Diese frage stelle ich mir immer wieder. Logisch, das ich als ganzheitliche Therapeutin nur eine logische Erklärung finde. Symptombekämpfung. Wir müssen an die Ursache ran. Sonst wird das Durschnittsalter der Pferde weiter sinken, die Probleme der Reiter und Pferde weiter zunehmen, Therapeuten und Tierärzte weiter gutes Geld verdienen (und ja, ich lebe davon), Futtermittelindustrie weiter eine grosse Lobby haben und, und, und...
Nur wo liegt die Ursache? ob es die alleinige Ursache ist, oder ob es eine von mehreren ist, sei dahin gestellt. Eine der Ursachen, für mich die wichtigste und prägnanteste ist die Zucht.

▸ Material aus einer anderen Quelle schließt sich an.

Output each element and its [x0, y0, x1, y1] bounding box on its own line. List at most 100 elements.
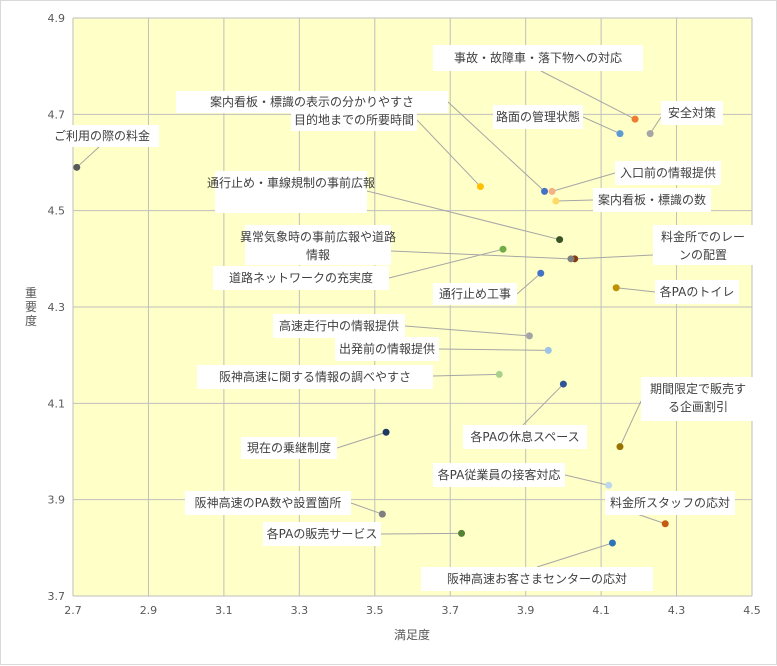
data-point: [476, 183, 484, 191]
leader-line: [336, 431, 387, 449]
leader-line: [616, 287, 656, 293]
data-point: [567, 255, 575, 263]
data-label-box: [241, 437, 337, 459]
data-label-box: [593, 188, 711, 212]
y-axis-title-char: 重: [25, 286, 37, 300]
data-label-box: [605, 491, 735, 515]
x-tick-label: 3.3: [291, 604, 309, 617]
leader-line: [522, 383, 564, 426]
leader-line: [438, 348, 549, 351]
leader-lines: [76, 70, 666, 568]
leader-line: [350, 502, 383, 515]
x-tick-labels: 2.7 2.9 3.1 3.3 3.5 3.7 3.9 4.1 4.3 4.5: [64, 604, 761, 617]
data-label: 安全対策: [668, 105, 716, 120]
data-label-box: [641, 377, 755, 421]
data-label-box: [661, 101, 723, 125]
data-label: 各PAの販売サービス: [267, 526, 378, 541]
data-label-box: [615, 161, 721, 185]
data-label: 情報: [306, 248, 330, 262]
data-point: [559, 380, 567, 388]
leader-line: [540, 70, 636, 120]
data-label-box: [433, 283, 517, 305]
y-tick-label: 4.1: [48, 397, 66, 410]
data-label: ご利用の際の料金: [54, 128, 150, 143]
y-tick-label: 3.9: [48, 494, 66, 507]
leader-line: [582, 116, 621, 135]
data-point: [537, 269, 545, 277]
data-point: [382, 428, 390, 436]
leader-line: [536, 542, 613, 568]
data-point: [458, 529, 466, 537]
data-points: [73, 115, 669, 547]
data-label: 各PAの休息スペース: [470, 429, 579, 444]
data-label: 阪神高速のPA数や設置箇所: [195, 495, 342, 510]
data-point: [552, 197, 560, 205]
data-point: [73, 163, 81, 171]
data-label-box: [291, 109, 417, 131]
data-label-box: [263, 522, 381, 546]
data-label: 阪神高速に関する情報の調べやすさ: [219, 369, 411, 384]
data-label: 入口前の情報提供: [620, 165, 716, 180]
leader-line: [416, 119, 481, 187]
data-label: 料金所スタッフの応対: [610, 495, 730, 510]
data-label: る企画割引: [668, 399, 728, 414]
leader-line: [366, 190, 560, 241]
data-label-box: [655, 280, 739, 304]
x-tick-label: 2.7: [64, 604, 82, 617]
data-label: 通行止め・車線規制の事前広報: [207, 175, 375, 190]
y-tick-label: 4.5: [48, 205, 66, 218]
leader-line: [555, 199, 594, 202]
y-axis-title-char: 度: [25, 313, 37, 328]
x-tick-label: 4.1: [592, 604, 610, 617]
data-label-box: [335, 337, 439, 361]
x-tick-label: 4.3: [668, 604, 686, 617]
data-point: [646, 130, 654, 138]
leader-line: [447, 101, 545, 192]
data-label: 通行止め工事: [439, 287, 511, 301]
y-tick-label: 3.7: [48, 590, 66, 603]
data-label-box: [653, 225, 753, 265]
data-label: 料金所でのレー: [661, 229, 745, 244]
data-label: ンの配置: [679, 248, 727, 262]
data-label: 案内看板・標識の表示の分かりやすさ: [210, 94, 414, 109]
x-tick-label: 2.9: [140, 604, 158, 617]
y-axis-title-char: 要: [25, 300, 37, 314]
data-label-box: [215, 171, 367, 213]
y-tick-label: 4.9: [48, 12, 66, 25]
y-tick-label: 4.3: [48, 301, 66, 314]
data-point: [605, 481, 613, 489]
y-tick-label: 4.7: [48, 108, 66, 121]
leader-line: [574, 254, 654, 260]
data-label-box: [45, 125, 159, 147]
data-point: [608, 539, 616, 547]
data-label: 出発前の情報提供: [339, 341, 435, 356]
data-label-box: [421, 567, 653, 591]
data-point: [541, 187, 549, 195]
leader-line: [76, 146, 100, 168]
data-label: 事故・故障車・落下物への対応: [454, 50, 622, 65]
data-label-box: [197, 365, 433, 389]
leader-line: [551, 172, 616, 192]
data-point: [612, 284, 620, 292]
data-label: 現在の乗継制度: [247, 440, 331, 455]
leader-line: [516, 272, 542, 295]
data-label: 案内看板・標識の数: [598, 192, 706, 207]
data-label: 路面の管理状態: [496, 109, 580, 124]
data-label-box: [176, 91, 448, 113]
data-label: 阪神高速お客さまセンターの応対: [447, 571, 627, 586]
data-label: 各PA従業員の接客対応: [438, 467, 561, 482]
data-label-box: [245, 225, 391, 265]
data-point: [631, 115, 639, 123]
y-axis-title: 重要度: [25, 286, 37, 328]
leader-line: [432, 373, 500, 377]
leader-line: [380, 532, 462, 535]
data-point: [661, 520, 669, 528]
leader-line: [388, 248, 504, 279]
y-tick-labels: 4.9 4.7 4.5 4.3 4.1 3.9 3.7: [48, 12, 66, 603]
data-label-box: [213, 266, 389, 290]
data-label-box: [185, 491, 351, 515]
data-point: [548, 187, 556, 195]
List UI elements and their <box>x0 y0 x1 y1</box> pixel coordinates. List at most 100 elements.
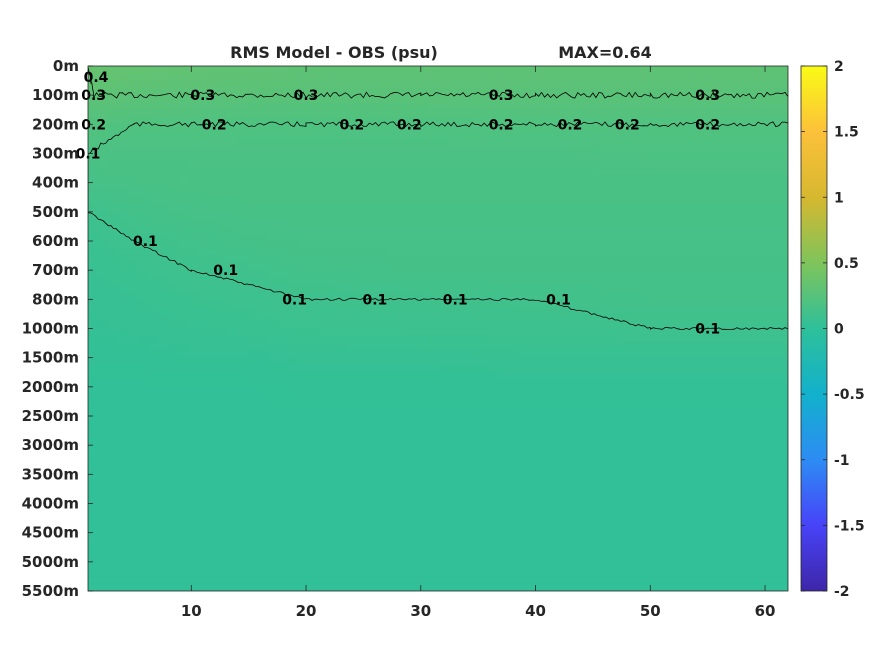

Seit einigen Jahren, werden vermehrt Gangwunder gezüchtet. Viel Schub, viel Beinaktion, grosse Übersetzung. Das ganze geht auf Kosten der Statik und des Schwerpunktes des Pferdes. Und somit auf die Tragfähigkeit des Pferdes.
Für das Fluchttier Pferd ist die Balance im Körper überlebensnotwendig. Denn nur ein ausbalanciertes Pferd ist jederzeit in der Lage zu reagieren. Um es deutlich beim Wort zu nennen: unsere Pferde sind körperlich behindert - und nicht selten dadurch geistig behindert!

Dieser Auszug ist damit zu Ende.